FOR MORE INFORMATION OR TO REPORT A PROBLEM
If you have questions and would like additional information, you may contact our office at 315-962-1051. If you believe your privacy rights have been violated, you may file a complaint with us by calling 315-962-1051 and with the U.S. Department of Health and Human Services Office for Civil Rights by calling 1-800-368-1019, visiting https://ocrportal.hhs.gov/ocr/smartscreen/main.jsf, emailing OCRComplaint@hhs.gov, or sending a letter to:
Centralized Case Management Operations
U.S. Department of Health and Human Services
200 Independence Avenue, S.W.
Room 509F HHH Bldg.
Washington, D.C. 20201
We will not retaliate against you for filing a complaint.
CHANGES TO THIS NOTICE
Practice will abide by the terms of the Notice currently in effect. Practice reserves the right to change the terms of its Notice and to make the new Notice provisions effective for all health information that it maintains. An updated version of the Notice may be obtained at Practice.
**We may also provide treatment in an “open” or "group nutrition" or "group coaching" environment where other patients may be seen and advised at the same time in close proximity to you. ** This situation would necessitate the discussion of your health, subjective symptoms/treatment, etc. in the presence of other patients. **You may always choose to exclusively participate in private appointments. **
**Please see your Membership Agreement for details about our optional group “Open Office Hours”. **
We may also mail, email or text information to you regarding your health care or about the status of your account. We use a HIPAA compliant EHR system and email but please keep in mind there are inherent risks in electronic communication. If you would prefer to not utilize email as a form of communication, please inform Functional Family Nurse Practitioner in writing and please do not email the office. Sending an email to Team@Functionalfamilynp.com and asking questions pertaining to health or your personal information will be presumed as you granting permission to communicate via email along with this signed HIPAA form.
You have the right to inspect and/or copy your health information for seven years from the date that the record was created for as long as the information remains in our files. In addition, you have the right to request an amendment to your health information. As per allowance by HIPAA recommendations & as a non-covered entity, the charge will be 25 cents per page.
Requests to inspect, copy or amend your health-related information should be provided to us in writing.
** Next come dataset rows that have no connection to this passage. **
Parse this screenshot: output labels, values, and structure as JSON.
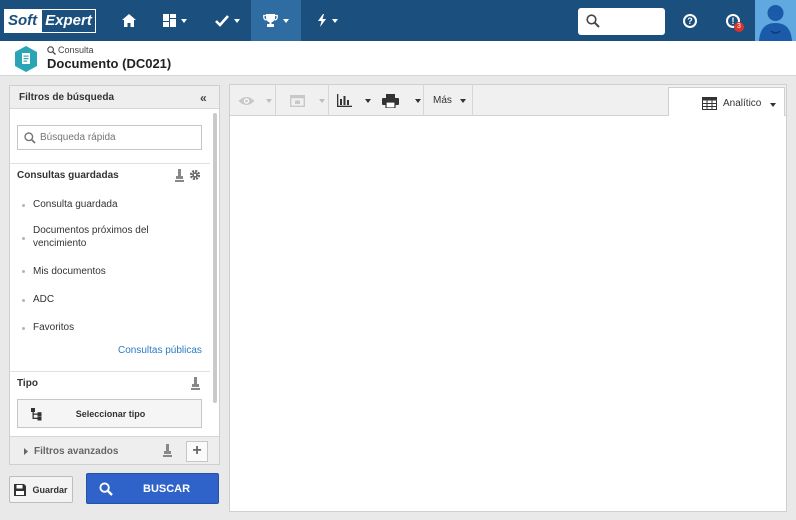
{
  "topbar": {
    "logo_part1": "Soft",
    "logo_part2": "Expert",
    "nav": [
      {
        "icon": "home-icon"
      },
      {
        "icon": "dashboard-icon"
      },
      {
        "icon": "check-icon"
      },
      {
        "icon": "trophy-icon",
        "active": true
      },
      {
        "icon": "lightning-icon"
      }
    ],
    "notification_count": "3",
    "colors": {
      "bar": "#1b4f7e",
      "active": "#2f6ca2",
      "badge": "#d9342b"
    }
  },
  "header": {
    "breadcrumb": "Consulta",
    "title": "Documento (DC021)",
    "badge_color": "#2aa5b5"
  },
  "filters": {
    "title": "Filtros de búsqueda",
    "quick_search_placeholder": "Búsqueda rápida",
    "saved_queries_title": "Consultas guardadas",
    "saved_queries": [
      "Consulta guardada",
      "Documentos próximos del vencimiento",
      "Mis documentos",
      "ADC",
      "Favoritos"
    ],
    "public_queries_link": "Consultas públicas",
    "type_title": "Tipo",
    "select_type_label": "Seleccionar tipo",
    "advanced_filters_label": "Filtros avanzados"
  },
  "actions": {
    "save_label": "Guardar",
    "search_label": "BUSCAR",
    "search_color": "#2f63c9"
  },
  "toolbar": {
    "more_label": "Más",
    "view_label": "Analítico"
  }
}
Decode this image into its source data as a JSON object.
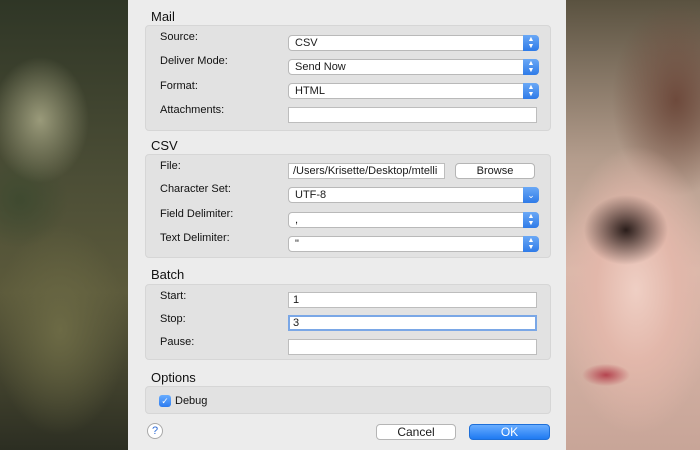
{
  "mail": {
    "title": "Mail",
    "source_label": "Source:",
    "source_value": "CSV",
    "deliver_label": "Deliver Mode:",
    "deliver_value": "Send Now",
    "format_label": "Format:",
    "format_value": "HTML",
    "attachments_label": "Attachments:",
    "attachments_value": ""
  },
  "csv": {
    "title": "CSV",
    "file_label": "File:",
    "file_value": "/Users/Krisette/Desktop/mtelli",
    "browse_label": "Browse",
    "charset_label": "Character Set:",
    "charset_value": "UTF-8",
    "field_delim_label": "Field Delimiter:",
    "field_delim_value": ",",
    "text_delim_label": "Text Delimiter:",
    "text_delim_value": "\""
  },
  "batch": {
    "title": "Batch",
    "start_label": "Start:",
    "start_value": "1",
    "stop_label": "Stop:",
    "stop_value": "3",
    "pause_label": "Pause:",
    "pause_value": ""
  },
  "options": {
    "title": "Options",
    "debug_label": "Debug",
    "debug_checked": true
  },
  "footer": {
    "help_label": "?",
    "cancel_label": "Cancel",
    "ok_label": "OK"
  },
  "colors": {
    "accent": "#2f7be8",
    "dialog_bg": "#ececec",
    "group_bg": "#e2e2e2"
  }
}
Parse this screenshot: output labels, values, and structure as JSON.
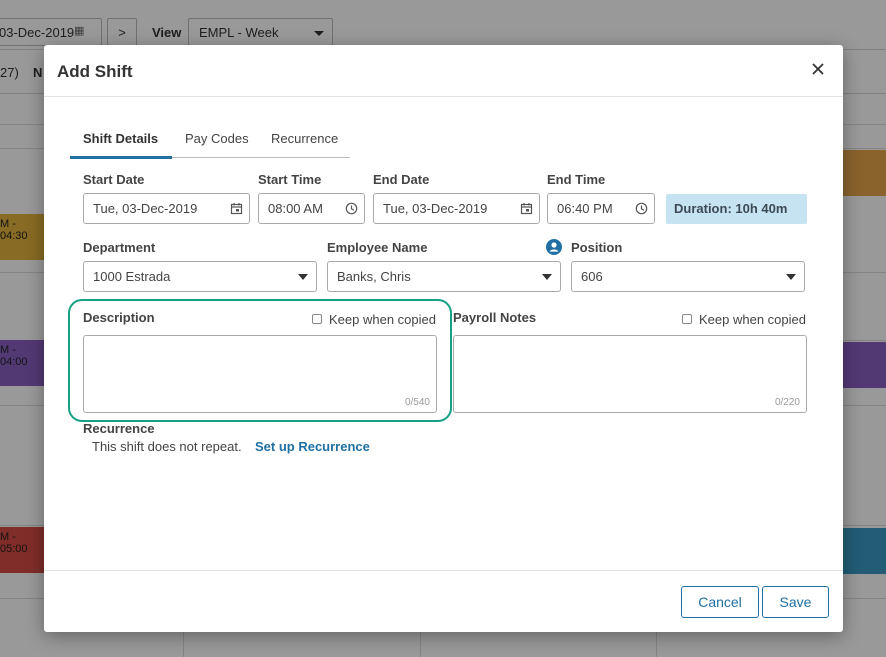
{
  "background": {
    "date": "03-Dec-2019",
    "next_glyph": ">",
    "view_label": "View",
    "view_value": "EMPL - Week",
    "count_text": "27)",
    "col_abbrev": "N",
    "shifts": [
      {
        "text": "M - 04:30",
        "color": "#e3b23c"
      },
      {
        "text": "M - 04:00",
        "color": "#8b5fc2"
      },
      {
        "text": "M - 05:00",
        "color": "#d64b45"
      },
      {
        "text": "",
        "color": "#e7a64a"
      },
      {
        "text": "",
        "color": "#8b5fc2"
      },
      {
        "text": "",
        "color": "#3a9ac4"
      }
    ]
  },
  "modal": {
    "title": "Add Shift",
    "tabs": [
      {
        "label": "Shift Details",
        "active": true
      },
      {
        "label": "Pay Codes",
        "active": false
      },
      {
        "label": "Recurrence",
        "active": false
      }
    ],
    "start_date": {
      "label": "Start Date",
      "value": "Tue, 03-Dec-2019"
    },
    "start_time": {
      "label": "Start Time",
      "value": "08:00 AM"
    },
    "end_date": {
      "label": "End Date",
      "value": "Tue, 03-Dec-2019"
    },
    "end_time": {
      "label": "End Time",
      "value": "06:40 PM"
    },
    "duration": "Duration: 10h 40m",
    "department": {
      "label": "Department",
      "value": "1000 Estrada"
    },
    "employee": {
      "label": "Employee Name",
      "value": "Banks, Chris"
    },
    "position": {
      "label": "Position",
      "value": "606"
    },
    "description": {
      "label": "Description",
      "keep_label": "Keep when copied",
      "counter": "0/540"
    },
    "payroll_notes": {
      "label": "Payroll Notes",
      "keep_label": "Keep when copied",
      "counter": "0/220"
    },
    "recurrence": {
      "label": "Recurrence",
      "text": "This shift does not repeat.",
      "link": "Set up Recurrence"
    },
    "buttons": {
      "cancel": "Cancel",
      "save": "Save"
    },
    "colors": {
      "accent": "#1f6fa3",
      "highlight": "#17a085",
      "duration_bg": "#c6e3f1"
    }
  }
}
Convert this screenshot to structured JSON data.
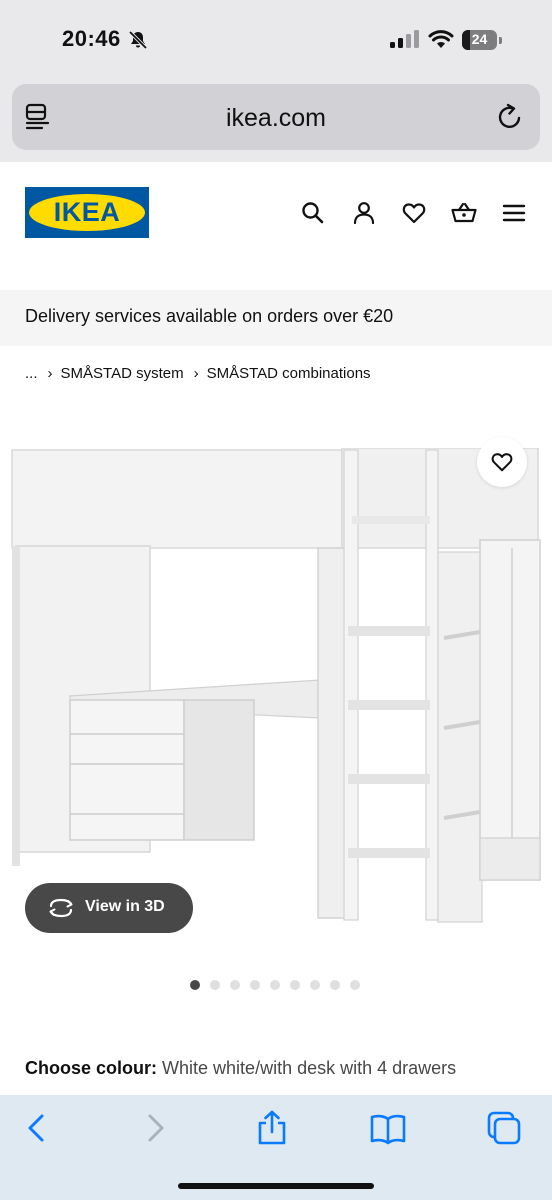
{
  "status_bar": {
    "time": "20:46",
    "battery_level": "24",
    "battery_fraction": 0.24
  },
  "browser": {
    "url": "ikea.com"
  },
  "header": {
    "logo_text": "IKEA",
    "icons": [
      "search-icon",
      "account-icon",
      "heart-icon",
      "basket-icon",
      "menu-icon"
    ]
  },
  "banner": {
    "text": "Delivery services available on orders over €20"
  },
  "breadcrumb": {
    "ellipsis": "...",
    "items": [
      "SMÅSTAD system",
      "SMÅSTAD combinations"
    ]
  },
  "product": {
    "view_3d_label": "View in 3D",
    "image_count": 9,
    "active_image": 1,
    "choose_colour_label": "Choose colour:",
    "colour_value": "White white/with desk with 4 drawers"
  },
  "colors": {
    "ikea_blue": "#0058a3",
    "ikea_yellow": "#ffdb00",
    "safari_blue": "#0a7aff"
  }
}
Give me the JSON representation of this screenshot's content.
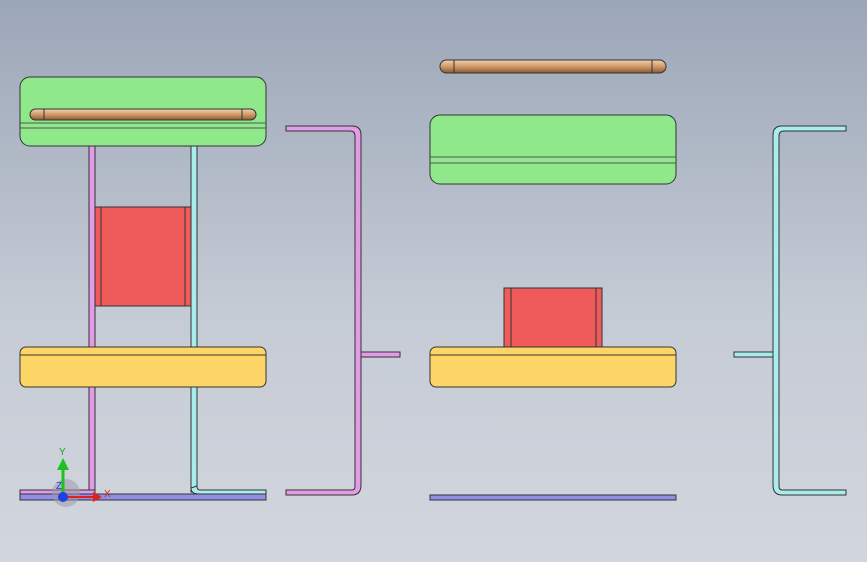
{
  "viewport": {
    "background_top": "#9ba6b7",
    "background_bottom": "#d2d6de"
  },
  "colors": {
    "green_part": "#8fe98a",
    "yellow_part": "#fdd567",
    "red_part": "#ef5b5b",
    "rod": "#d9a679",
    "magenta_bracket": "#e39be8",
    "cyan_bracket": "#a9ecec",
    "blue_base": "#8f8fe6",
    "edge": "#333333"
  },
  "triad": {
    "y_label": "Y",
    "x_label": "X",
    "z_label": "Z",
    "y_color": "#20c020",
    "x_color": "#e02020",
    "z_color": "#2040e0"
  }
}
All current updates to our Privacy Policy will be immediately applicable to you and all previous signers and posted on the Functional Family Nurse Practitioner website and in our Jane App software. You may view them there or request an updated copy emailed to you at any time.
We make every effort to follow the state and federal recommendations to provide you with this notice of our privacy practices with respect to your health information. We make every effort to abide by the terms of this notice while it is in effect.